Convert array of datetime64 to a calendar array of year, month, day, hour,
minute, seconds, microsecond with these quantites indexed on the last axis.
Parameters
----------
dt : datetime64 array (...)
numpy.ndarray of datetimes of arbitrary shape
Returns
-------
cal : uint32 array (..., 7)
calendar array with last axis representing year, month, day, hour,
minute, second, microsecond
"""
# allocate output
out = np.empty(dt.shape + (7,), dtype="u4")
# decompose calendar floors
Y, M, D, h, m, s = [dt.astype(f"M8[{x}]") for x in "YMDhms"]

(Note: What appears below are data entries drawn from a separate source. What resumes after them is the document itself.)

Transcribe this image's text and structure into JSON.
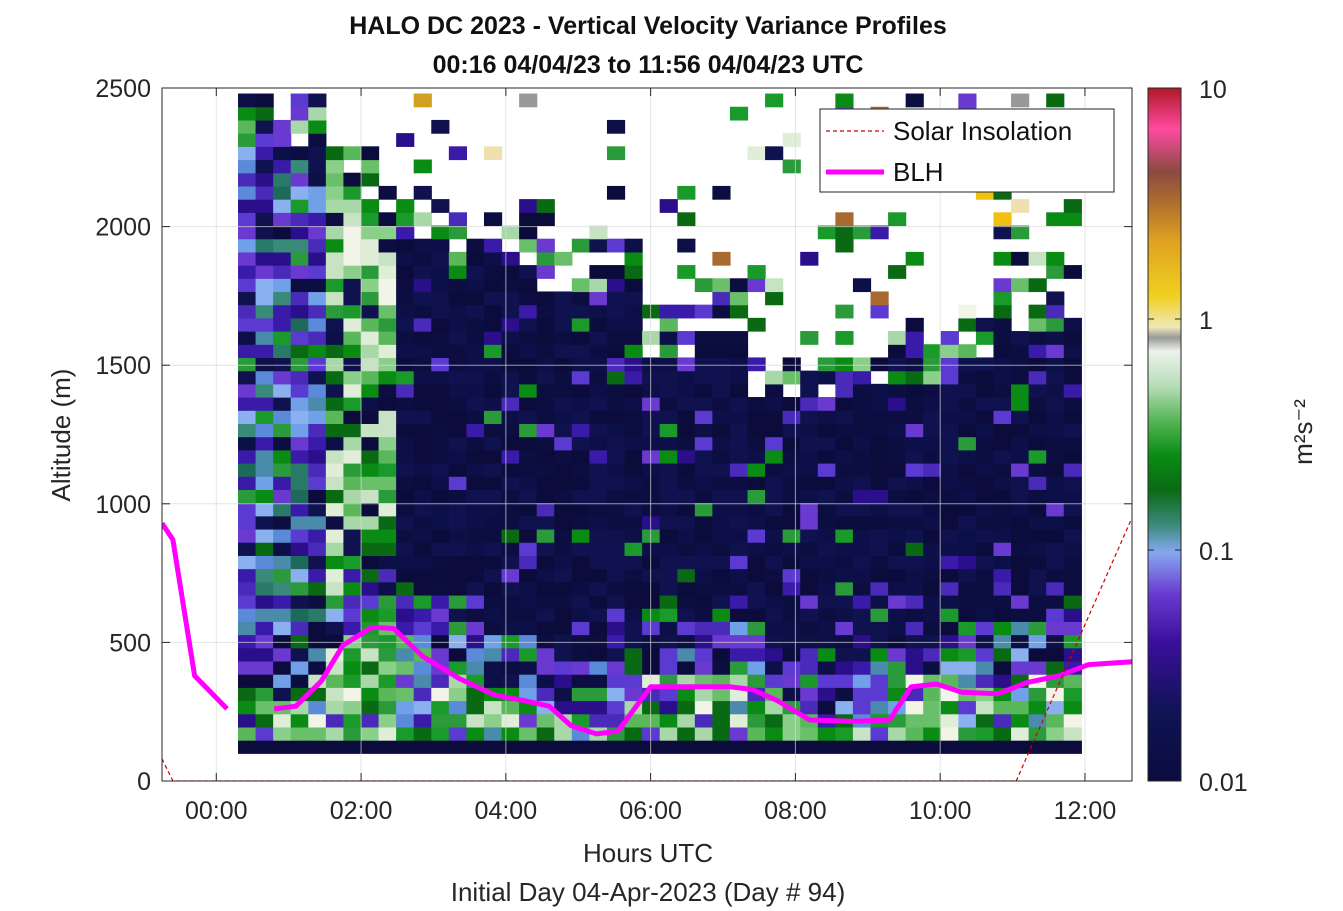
{
  "chart_data": {
    "type": "heatmap",
    "title": "HALO DC 2023 - Vertical Velocity Variance Profiles",
    "subtitle": "00:16 04/04/23 to 11:56 04/04/23  UTC",
    "xlabel": "Hours UTC",
    "xlabel2": "Initial Day 04-Apr-2023 (Day # 94)",
    "ylabel": "Altitude (m)",
    "x_ticks": [
      "00:00",
      "02:00",
      "04:00",
      "06:00",
      "08:00",
      "10:00",
      "12:00"
    ],
    "x_tick_hours": [
      0,
      2,
      4,
      6,
      8,
      10,
      12
    ],
    "xlim_hours": [
      -0.75,
      12.65
    ],
    "y_ticks": [
      "0",
      "500",
      "1000",
      "1500",
      "2000",
      "2500"
    ],
    "ylim": [
      0,
      2500
    ],
    "colorbar": {
      "label": "m²s⁻²",
      "scale": "log",
      "range": [
        0.01,
        10
      ],
      "ticks": [
        "0.01",
        "0.1",
        "1",
        "10"
      ]
    },
    "legend": {
      "placement": "top-right",
      "entries": [
        {
          "label": "Solar Insolation",
          "color": "#cc0000",
          "style": "dashed"
        },
        {
          "label": "BLH",
          "color": "#ff00ff",
          "style": "solid"
        }
      ]
    },
    "grid": true,
    "series": [
      {
        "name": "BLH",
        "x": [
          -0.75,
          -0.6,
          -0.3,
          0.15,
          0.4,
          0.8,
          1.1,
          1.45,
          1.75,
          2.15,
          2.45,
          2.85,
          3.35,
          3.85,
          4.25,
          4.6,
          4.9,
          5.25,
          5.55,
          6.0,
          6.5,
          7.1,
          7.4,
          7.75,
          8.2,
          8.8,
          9.3,
          9.6,
          9.95,
          10.3,
          10.8,
          11.2,
          11.65,
          12.05,
          12.65
        ],
        "y": [
          930,
          870,
          380,
          260,
          null,
          260,
          270,
          360,
          490,
          555,
          550,
          450,
          370,
          310,
          290,
          270,
          200,
          170,
          180,
          340,
          340,
          340,
          330,
          290,
          220,
          215,
          220,
          340,
          350,
          320,
          315,
          355,
          380,
          420,
          430
        ]
      },
      {
        "name": "Solar Insolation",
        "x": [
          -0.75,
          -0.6,
          11.05,
          12.65
        ],
        "y": [
          80,
          0,
          0,
          950
        ]
      }
    ],
    "heatmap": {
      "x_start_hour": 0.3,
      "x_end_hour": 11.95,
      "y_start_m": 100,
      "y_end_m": 2480,
      "n_cols": 48,
      "n_rows": 50
    }
  }
}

out[..., 0] = Y + 1970 # Gregorian Year
out[..., 1] = (M - Y) + 1 # month
out[..., 2] = (D - M) + 1 # dat
out[..., 3] = (dt - D).astype("m8[h]") # hour
out[..., 4] = (dt - h).astype("m8[m]") # minute
out[..., 5] = (dt - m).astype("m8[s]") # second
out[..., 6] = (dt - s).astype("m8[us]") # microsecond
return out
It's vectorized across arbitrary input dimensions, it's fast, its intuitive, it works on numpy v1.15.4, it doesn't use pandas.
I really wish numpy supported this functionality, it's required all the time in application development. I always get super nervous when I have to roll my own stuff like this, I always feel like I'm missing an edge case.